My first link is Henry James – Washington Square. It’s all about will /won’t Catherine Sloper and Morris Townsend get married. Catherine lives at home in Washington Square with her father, the wealthy Dr Sloper. I found it rather tedious and repetitive as Catherine grew older, constantly in conflict with her father over whether she should marry Morris. Her father describes her as ‘ about as intelligent as the bundle of shawls.’

Thinking of shawls provides my next link – is The Kashmir Shawl by Rosie Thomas, a dual time-line romantic novel about a beautiful handmade shawl. It’s set in Wales in the present day and in the Himalayas and Kashmir in the 1940s . The story switches between Mair’s journey and that of Nerys Watkins, her grandmother, a missionary’s wife, living in India during the Second World War.

Kashmir is my third link, with The Ministry of Utmost Happiness by Arundhati Roy. The novel begins in Old Delhi then moves into the new metropolis and beyond, to the Valley of Kashmir and the forests of Central India. After a good beginning I struggled with this book because there is so much description, so little plot and such a large cast of characters. It’s a book about love and loss, death and survival, grief, pain and poverty. It made the 2017 Booker Prize longlist.

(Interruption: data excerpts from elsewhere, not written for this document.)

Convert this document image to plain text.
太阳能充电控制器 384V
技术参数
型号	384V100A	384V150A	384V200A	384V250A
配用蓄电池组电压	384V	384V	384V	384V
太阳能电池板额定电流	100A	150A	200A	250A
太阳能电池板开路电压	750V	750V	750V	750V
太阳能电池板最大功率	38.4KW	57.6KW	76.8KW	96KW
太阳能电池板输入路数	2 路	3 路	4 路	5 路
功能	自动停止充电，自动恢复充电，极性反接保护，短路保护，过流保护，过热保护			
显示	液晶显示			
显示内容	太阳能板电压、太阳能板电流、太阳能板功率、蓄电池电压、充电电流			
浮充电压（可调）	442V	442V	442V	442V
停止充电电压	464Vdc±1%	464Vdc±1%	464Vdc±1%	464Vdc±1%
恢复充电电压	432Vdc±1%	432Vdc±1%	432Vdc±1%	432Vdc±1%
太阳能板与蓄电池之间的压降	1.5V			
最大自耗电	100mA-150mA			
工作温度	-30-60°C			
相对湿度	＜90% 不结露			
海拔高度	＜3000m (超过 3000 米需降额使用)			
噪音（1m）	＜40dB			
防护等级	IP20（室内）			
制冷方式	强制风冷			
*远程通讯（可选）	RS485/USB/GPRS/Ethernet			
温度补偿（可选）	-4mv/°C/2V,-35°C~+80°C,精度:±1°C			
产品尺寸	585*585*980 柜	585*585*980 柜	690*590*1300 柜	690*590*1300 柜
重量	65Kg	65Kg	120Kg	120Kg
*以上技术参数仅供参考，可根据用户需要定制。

My fourth link is to Arundhati Roy‘s first book, The God of Small Things, which won the Booker Prize in 1997. Set in Kerala this is the story of Rahel and Estha, twins growing up among the banana vats and peppercorns of their blind grandmother’s factory, and amid scenes of political turbulence. I loved this book, but as I read it before I began my blog I haven’t reviewed it.

Small is also in the title of Susan Hill’s novella, The Small Hand, a sad and mournful ghost story about Adam Snow, a dealer in antiquarian books and manuscripts who got lost on his way home from visiting a client when he came across a derelict Edwardian house. It was there in the garden that he had a strange experience in which he felt a small hand creep into his right one.

So that brings me to the end of my chain linking back to the opening book with another book by Lynne Truss – Talk to the Hand. I haven’t reviewed this book as it’s another one I read before I began my blog. It’s about the rudeness of modern society, or as she describes it ‘unashamedly, a big long moan about modern life … including automated switchboards, customer service, mobile phone abuse, littering, and telling strangers to Eff off.‘ You can see more about why she wrote the book on her website.
My chain begins with a book about punctuation and ends with one about rudeness by the same author. It’s a circle which came about quite by chance as I moved from one link to the next, not knowing where it would end! The links are Henry James, shawls, Kashmir, books by Arundhati Roy, books with ‘small’ in the title and also ‘hand’, moving from the UK, travelling through the US, Kashmir and India and then back to the UK.
They are all books I’ve read – and, for a change, my chain does not include any crime fiction!
Next month, on the 7 August 2021 (my birthday), we’ll start with Postcards From the Edge by Carrie Fisher.